Banares and Hinduism:

A two-day visit to Banares presented Twain and his party with an opportunity to explore Hinduism and investigate especially its contradictions, orthodoxy and superstition. The filthy waters of the Ganges disgusted him, and the fact that pilgrims looked upon it as pure and purifying and drank it eagerly absolutely repelled him.

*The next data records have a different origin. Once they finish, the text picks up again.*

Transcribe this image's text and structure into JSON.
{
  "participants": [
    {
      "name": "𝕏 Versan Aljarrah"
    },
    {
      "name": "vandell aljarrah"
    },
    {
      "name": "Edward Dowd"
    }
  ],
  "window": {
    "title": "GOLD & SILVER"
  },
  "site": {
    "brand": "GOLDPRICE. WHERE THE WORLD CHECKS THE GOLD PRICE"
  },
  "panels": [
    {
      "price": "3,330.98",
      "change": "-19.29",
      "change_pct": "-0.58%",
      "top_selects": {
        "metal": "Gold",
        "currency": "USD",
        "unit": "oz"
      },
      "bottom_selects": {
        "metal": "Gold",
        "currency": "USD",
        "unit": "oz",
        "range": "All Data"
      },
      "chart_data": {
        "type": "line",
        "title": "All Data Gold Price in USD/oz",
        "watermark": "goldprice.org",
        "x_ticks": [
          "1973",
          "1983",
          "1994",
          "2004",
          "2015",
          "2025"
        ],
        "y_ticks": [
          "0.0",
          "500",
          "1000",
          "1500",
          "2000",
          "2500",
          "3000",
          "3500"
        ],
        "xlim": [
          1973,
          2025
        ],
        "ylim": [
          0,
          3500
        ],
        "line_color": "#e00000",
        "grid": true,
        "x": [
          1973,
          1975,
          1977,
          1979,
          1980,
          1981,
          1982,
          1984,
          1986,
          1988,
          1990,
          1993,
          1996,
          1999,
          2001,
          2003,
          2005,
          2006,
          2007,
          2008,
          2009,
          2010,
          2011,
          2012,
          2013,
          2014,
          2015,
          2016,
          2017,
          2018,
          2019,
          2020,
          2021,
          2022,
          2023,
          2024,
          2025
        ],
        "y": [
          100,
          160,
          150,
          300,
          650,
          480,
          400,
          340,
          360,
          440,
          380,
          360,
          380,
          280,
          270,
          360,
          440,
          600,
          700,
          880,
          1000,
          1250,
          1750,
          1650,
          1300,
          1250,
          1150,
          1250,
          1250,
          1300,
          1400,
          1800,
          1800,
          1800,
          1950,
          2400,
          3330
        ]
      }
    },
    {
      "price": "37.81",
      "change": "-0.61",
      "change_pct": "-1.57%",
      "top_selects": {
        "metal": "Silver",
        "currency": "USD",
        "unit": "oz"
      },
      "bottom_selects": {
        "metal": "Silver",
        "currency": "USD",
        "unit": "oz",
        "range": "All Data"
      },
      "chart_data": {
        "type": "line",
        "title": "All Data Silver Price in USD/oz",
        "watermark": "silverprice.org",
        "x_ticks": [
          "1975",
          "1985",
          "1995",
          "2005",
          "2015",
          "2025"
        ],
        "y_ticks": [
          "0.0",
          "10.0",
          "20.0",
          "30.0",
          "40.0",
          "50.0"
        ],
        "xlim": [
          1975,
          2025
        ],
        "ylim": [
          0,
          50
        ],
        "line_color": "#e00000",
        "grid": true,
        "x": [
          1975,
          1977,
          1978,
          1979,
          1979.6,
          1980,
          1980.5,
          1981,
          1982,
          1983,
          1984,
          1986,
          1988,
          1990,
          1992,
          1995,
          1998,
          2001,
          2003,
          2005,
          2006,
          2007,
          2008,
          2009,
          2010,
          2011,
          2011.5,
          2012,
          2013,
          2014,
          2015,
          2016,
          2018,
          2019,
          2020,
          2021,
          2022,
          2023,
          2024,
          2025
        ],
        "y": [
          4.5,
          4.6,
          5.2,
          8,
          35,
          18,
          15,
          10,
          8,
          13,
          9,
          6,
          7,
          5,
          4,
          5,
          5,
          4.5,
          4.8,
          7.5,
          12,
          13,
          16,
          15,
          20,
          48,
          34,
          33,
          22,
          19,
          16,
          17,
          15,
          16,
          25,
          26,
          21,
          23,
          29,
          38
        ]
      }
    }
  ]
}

His enduring fascination with various ways that human cultures deal with death and burial was amply filled in Banares. He attended cremation ceremonies for hours on end, watching, stretching his mind to take it all in as he had earlier at the Parsee Towers of Silence, where Zoroastrians allow vultures to dispose of their dead. He later wrote, "We are drifting slowly – but hopefully – toward cremation these days. It could not be expected that this progress should be swift, but if it be steady and continuous, even if slow, that will suffice. When cremation becomes the rule, we shall cease to shudder at it; we should shudder at burial if we allowed ourselves to know what goes on in the grave."

It is truly unfortunate that Mark Twain was taken around Banares by "a good Christian," Rev. Parker, who understood little and cared less about Hinduism's subtle ways. Twain became victim to one of his own insights, shared in A Tramp Abroad: "Between fools and guidebooks a man could acquire ignorance enough in twenty-four hours in a country like this to last him a year."

His story of Banares is caustic in its criticism of Hindu beliefs. He noted that wherever there was room for one more lingam, a lingam was there. "If Vishnu had foreseen what this town was going to be, he would have called it Idolville or Lingamburg." Still, he saw so much that was strange and new to him, experienced so fully, that he was to later say, "I think Banares is one of the most wonderful places I have ever seen. It has struck me that a Westerner feels in Banares very much as an Oriental must feel while he is planted down in the middle of London."

We interrupt our story here, having just recalled our promise, made hastily in the final paragraph of Part One, to tell you of our own encounters with Mark Twain. Next month we'll pick up the adventurer in Banares.

More decades ago than we dare speak of, the staff of HINDUISM TODAY lived and served in our remote Hindu monastery in the mountain-desert region of Nevada. The large wood and brick building stood three stories high and was surrounded on all sides by sage in the summer and deep snow in the winter. It was just half a mile from Virginia City. As it happens, Samuel Clemens came to Virginia City with his brother in the summer of 1861. He was just 26. He failed at mining and stock speculations, and became a writer for the Virginia City Territorial Enterprise, the local newspaper. It was here, on February 3, 1863, that "Mark Twain" was born when young Clemens signed a humorous travelog with the pseudonym.

The town's Wild West brewery served the thirsts of about 70,000 miners. The paper's offices were a short walk down the valley to the congenial pub and Twain visited it often, mingling with the self-reliant gold-diggers. In case you haven't guessed, a hundred years later, in 1965, the Old Nevada Brewery became a Hindu monastic retreat. Even in those days, we were deeply involved in publishing. On several occasions we worked with the Territorial Enterprise (which had become a museum) setting type for our books with the same hand-set wooden letters that had once been used by editor Clemens.

Years later, we settled in Hawaii. Mark Twain had been here first (on his way to India). He declared Kauai's Lumahai Beach the most beautiful one in the world. It is.

And so it was that our destiny and that of the inimitable Mark Twain crossed – almost exactly a hundred years apart.